On 5 October 1957, Kaminski received signals in Bochum from the Sputnik satellite, the first person outside of the Soviet area of influence to do so. Heinz Kaminski founded and later directed the Bochum Observatory. He also busied himself with environmental research. Although Kaminski was only an amateur astronomer and not a professional, the press constantly treated him as a source of information on astronomical events. At the end of the 1970s and the beginning of the 1980s, Kaminski took an active interest in politics - at first in the Green Party, then in the Bürgerpartei.
In the cellar of his house, Kaminski, a former naval radio operator, had built a receiving station from old wooden tables and in the meadow in front of his house in the Bochum district of Sundern erected an antenna assisted by three co-workers, with whose help he listened in to radio signals from space. During the night of 5 October 1957, Kaminski became the first person outside of the Soviet territories to receive signals from Sputnik 1, the first artificial satellite in space. The tape recording from Bochum was proof of the start of space travel.

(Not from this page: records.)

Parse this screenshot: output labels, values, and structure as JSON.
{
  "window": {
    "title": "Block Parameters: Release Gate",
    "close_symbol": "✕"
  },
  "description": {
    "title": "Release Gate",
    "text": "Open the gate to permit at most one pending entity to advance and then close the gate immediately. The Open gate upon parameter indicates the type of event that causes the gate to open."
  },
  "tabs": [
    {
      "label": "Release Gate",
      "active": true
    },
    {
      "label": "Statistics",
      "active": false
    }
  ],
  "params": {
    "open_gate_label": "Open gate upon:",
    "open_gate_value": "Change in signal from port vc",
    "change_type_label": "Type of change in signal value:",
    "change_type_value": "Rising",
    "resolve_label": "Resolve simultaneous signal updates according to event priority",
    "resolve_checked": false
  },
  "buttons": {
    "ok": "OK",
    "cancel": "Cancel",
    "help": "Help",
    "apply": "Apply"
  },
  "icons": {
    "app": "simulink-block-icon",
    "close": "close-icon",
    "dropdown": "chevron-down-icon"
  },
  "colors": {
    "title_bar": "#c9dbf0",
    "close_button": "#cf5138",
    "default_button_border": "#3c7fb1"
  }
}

In 1961, Kaminski took over the leadership of the Volkssternwarte Bochum (Bochum People's Observatory), which had been founded by himself. During the years he built the grounds around the Volkssternwarte into an Institute and made sure that it managed a connection to international space research. At the Bochum Station, signals from a variety of space vehicles from the Sputniks, Luniks up to Vostok and Voskhod could be received, as well as in 1963 (for the first time in Europe) satellite pictures from the US weather satellite TIROS-8. In 1967 Kaminski installed a 20-meter parabolic antenna in a radome, with which all Apollo missions were followed. When his Institut was denied subsidies in 1982, Kaminski changed the Volkssternwarte Bochum into the private "Institut für Umwelt- und Zukunftsforschung" (IUZ) (Institute for Environmental and Future Research), which over the years has developed into a top-rate educational institution.

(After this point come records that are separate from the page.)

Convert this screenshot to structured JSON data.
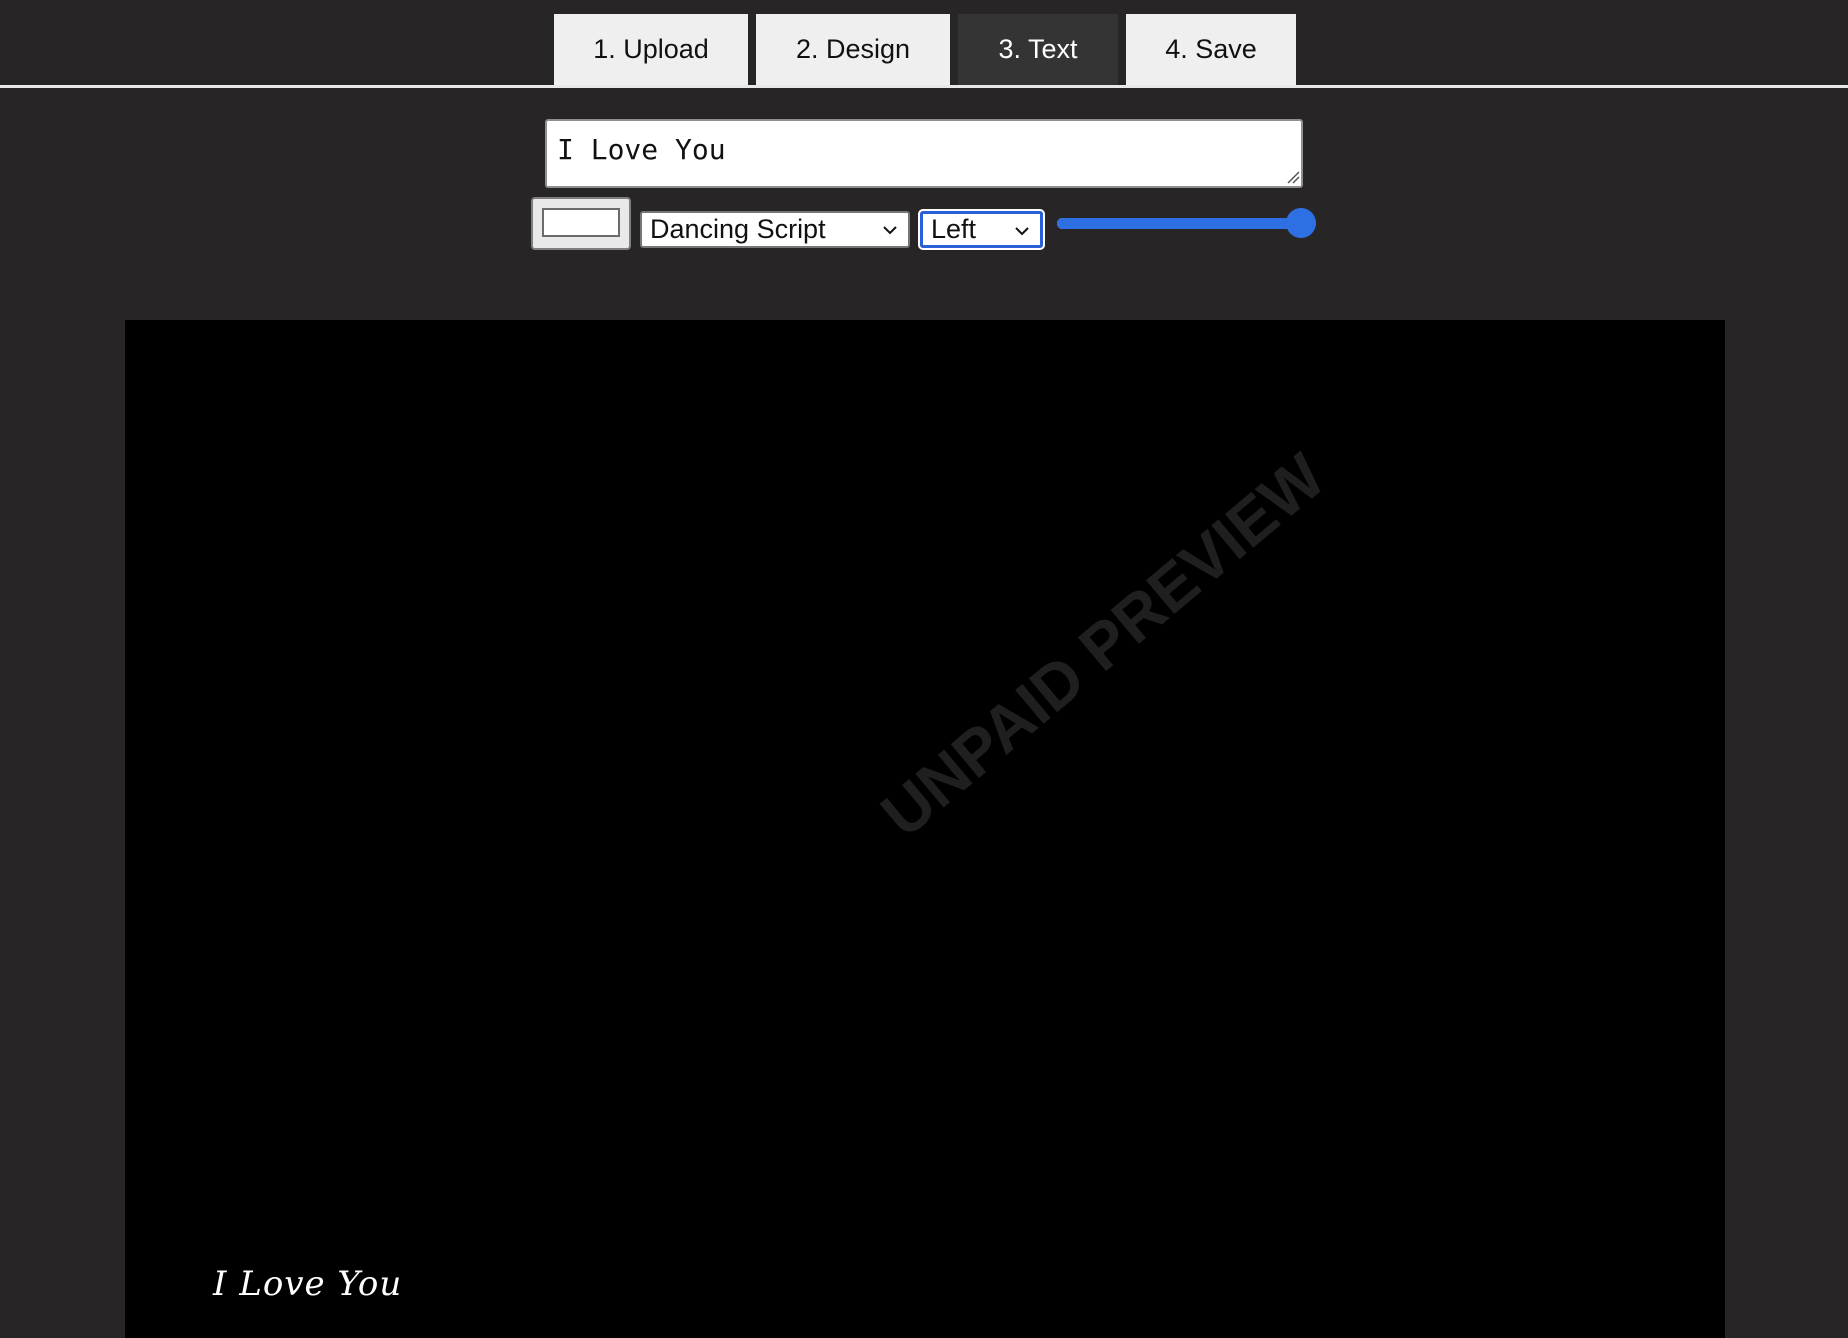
{
  "tabs": [
    {
      "label": "1. Upload",
      "active": false
    },
    {
      "label": "2. Design",
      "active": false
    },
    {
      "label": "3. Text",
      "active": true
    },
    {
      "label": "4. Save",
      "active": false
    }
  ],
  "editor": {
    "text_value": "I Love You",
    "text_color": "#ffffff",
    "font_select": {
      "selected": "Dancing Script"
    },
    "align_select": {
      "selected": "Left"
    },
    "size_slider": {
      "value_fraction": 1.0
    }
  },
  "preview": {
    "caption": "I Love You",
    "watermark": "UNPAID PREVIEW"
  },
  "colors": {
    "background": "#272526",
    "accent": "#2f6fe4",
    "tab_active": "#353434",
    "tab_inactive": "#efefef"
  }
}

Due to the efforts of Kaminski, the city of Bochum erected in 1964 the first post-war large planetarium in Deutschland (equipped at the time with a Zeiss Mod. IV). Kaminski was nominated as the first direktor and occupied this position until his retirement in 1986.
In 1972 Kaminski became an honorary professor in the Physics Department at the University of Essen and gave lectures until the Winter semester 1999/2000 on "Environmental Research via Satellite - Results and Political Consequences".
On 17 February 2002, Kaminski died at the age of 80. He had three children.